Marco Levytsky, National Affairs Editor.
Belarus maintains a “culture of denial” that started with the Soviet regime and continues under Alyaksandr Lukashenka’s, participants at a panel discussion entitled “Catastrophe & Denial in Belarus. 35 years after the Chornobyl Disaster”, were told April 26.
Referring to the current Covid pandemic and Soviet dictator Joseph Stalin’s crimes, “it appears that the official response to all these tragedies has been somewhat similar to Chornobyl which is ignore, dismiss and forget,” said moderator Natalia Smalyuk at the discussion which was sponsored by the Belarusian Canadian Alliance.
Veranika Laputska, a PhD Candidate at the Graduate School for Social Research, Institute of Philosophy and Sociology, Polish Academy of Sciences and a Co-Founder and Research Fellow at the EAST Center, said the culture of denial is very prevalent among totalitarian regimes because there is a huge gap between the elites and the population at large.
The authorities are very distant from the people and don’t want to listen to them or take care of them.
”They only want to preserve of their own interests and their own role,” she explained.
David Marples, a Distinguished Professor with the Department of History and Classics, University of Alberta said Chornobyl had a profound impact on Belarus, but it’s a disaster the was largely ignored by the post-Soviet authorities after 1994.
“Belarusian President Alyaksandr Lukashenka declared that Chornobyl as a disaster was over… that it was overcome, that there was no more danger to the population. But it was evident that in 1991. 1992 and 1993 that illnesses were fairly rampant, especially thyroid gland cancer among children which had never been seen up to that point,” he said.
Chornobyl remains a problem in Belarus today even though it has ben overshadowed by political events, namely the protests over Lukashenka’s leadership, Dr.

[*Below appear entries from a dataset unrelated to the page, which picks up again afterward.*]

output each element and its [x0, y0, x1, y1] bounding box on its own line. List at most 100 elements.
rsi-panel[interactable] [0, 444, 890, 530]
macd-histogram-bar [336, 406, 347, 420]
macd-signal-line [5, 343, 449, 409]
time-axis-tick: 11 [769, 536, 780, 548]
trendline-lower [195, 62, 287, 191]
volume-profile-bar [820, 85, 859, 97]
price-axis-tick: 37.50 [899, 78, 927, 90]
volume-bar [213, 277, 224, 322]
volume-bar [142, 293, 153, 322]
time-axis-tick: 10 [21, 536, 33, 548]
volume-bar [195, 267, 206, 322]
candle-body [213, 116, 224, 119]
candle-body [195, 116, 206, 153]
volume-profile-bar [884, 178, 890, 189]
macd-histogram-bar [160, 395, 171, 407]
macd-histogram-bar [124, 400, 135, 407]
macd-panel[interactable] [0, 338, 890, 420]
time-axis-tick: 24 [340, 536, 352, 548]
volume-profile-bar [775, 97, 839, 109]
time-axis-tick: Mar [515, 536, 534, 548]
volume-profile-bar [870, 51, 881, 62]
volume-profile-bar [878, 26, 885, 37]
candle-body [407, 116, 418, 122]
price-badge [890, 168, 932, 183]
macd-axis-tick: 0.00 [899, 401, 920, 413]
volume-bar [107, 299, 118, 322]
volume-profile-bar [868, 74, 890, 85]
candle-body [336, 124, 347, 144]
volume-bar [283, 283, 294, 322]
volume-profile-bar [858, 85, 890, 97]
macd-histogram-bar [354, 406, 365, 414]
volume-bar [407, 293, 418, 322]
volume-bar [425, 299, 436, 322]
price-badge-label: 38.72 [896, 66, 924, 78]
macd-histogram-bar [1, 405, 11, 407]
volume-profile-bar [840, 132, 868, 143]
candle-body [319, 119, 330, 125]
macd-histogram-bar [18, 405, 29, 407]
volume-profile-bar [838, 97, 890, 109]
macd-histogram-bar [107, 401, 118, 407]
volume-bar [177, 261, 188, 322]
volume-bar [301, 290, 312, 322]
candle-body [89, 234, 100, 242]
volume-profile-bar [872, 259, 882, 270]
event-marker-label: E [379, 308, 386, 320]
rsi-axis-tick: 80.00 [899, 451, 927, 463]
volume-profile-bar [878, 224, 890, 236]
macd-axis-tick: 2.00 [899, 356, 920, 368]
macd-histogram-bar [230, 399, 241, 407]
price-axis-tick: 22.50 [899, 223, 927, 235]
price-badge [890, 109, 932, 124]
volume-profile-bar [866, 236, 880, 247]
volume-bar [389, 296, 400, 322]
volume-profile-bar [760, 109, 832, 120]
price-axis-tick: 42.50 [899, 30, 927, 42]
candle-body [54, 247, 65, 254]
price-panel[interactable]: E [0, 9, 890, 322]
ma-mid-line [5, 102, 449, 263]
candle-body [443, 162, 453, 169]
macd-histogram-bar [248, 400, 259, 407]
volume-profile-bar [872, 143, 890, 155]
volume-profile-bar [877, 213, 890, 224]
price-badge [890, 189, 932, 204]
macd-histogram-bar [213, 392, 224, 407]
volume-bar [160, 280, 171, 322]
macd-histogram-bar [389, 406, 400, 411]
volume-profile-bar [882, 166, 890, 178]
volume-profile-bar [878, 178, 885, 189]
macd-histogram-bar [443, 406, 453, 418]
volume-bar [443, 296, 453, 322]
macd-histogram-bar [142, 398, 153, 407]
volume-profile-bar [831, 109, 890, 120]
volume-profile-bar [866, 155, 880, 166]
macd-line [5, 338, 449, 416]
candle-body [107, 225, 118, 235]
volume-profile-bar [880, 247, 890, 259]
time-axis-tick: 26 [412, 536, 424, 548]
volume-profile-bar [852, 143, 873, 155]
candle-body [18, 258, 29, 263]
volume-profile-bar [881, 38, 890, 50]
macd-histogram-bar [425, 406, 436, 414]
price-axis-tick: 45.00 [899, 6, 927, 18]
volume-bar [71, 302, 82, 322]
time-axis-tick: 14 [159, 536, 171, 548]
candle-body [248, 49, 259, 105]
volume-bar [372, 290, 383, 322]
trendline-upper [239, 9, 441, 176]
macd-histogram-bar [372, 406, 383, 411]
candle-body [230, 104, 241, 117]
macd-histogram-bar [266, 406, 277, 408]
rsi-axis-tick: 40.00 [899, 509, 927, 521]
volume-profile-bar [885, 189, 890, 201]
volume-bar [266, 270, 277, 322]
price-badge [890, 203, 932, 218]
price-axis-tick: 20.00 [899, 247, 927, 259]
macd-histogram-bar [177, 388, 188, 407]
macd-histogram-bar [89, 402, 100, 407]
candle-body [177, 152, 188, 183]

Marples added.
“You’ve got a president with diminished powers, diminished popularity, who now is relying heavily on security forces and a foreign power (Russia) to stay in office against the wishes of his people who actually did not elect him as a president last year,” he said.
What is significant is Lukashenka’s recent statement that should he be shot, power would go to the security service, rather than parliament as required by the Belarusian constitution.
The security forces have immense power today in Belarus “you could almost say it has reached a state of martial law”, he said.
However, there are questions as to how long the economy be sustained when it is relying on Russian loans, Russian security aid and even Russian media running the television channels, Dr. Marples noted.
All of this has served to let Lukashanka stay in power longer than expected last August.
Andrey Ozharovsky, a physicist, publicist and critic of nuclear energy who is also an activist in the Belarusian anti-nuclear campaign discussed the dangers of the new Astravets Nuclear Power Plant. Two of the reactors were constructed between 2016 and 2020 and two more are expected to come on board in 2025. The reactors are supplied by the Russian firm Atomstroyexport.
Ozharovsky said the Russian are deliberately building it close to the Lithuanian border in order to create tension between Belarus and Lithuania.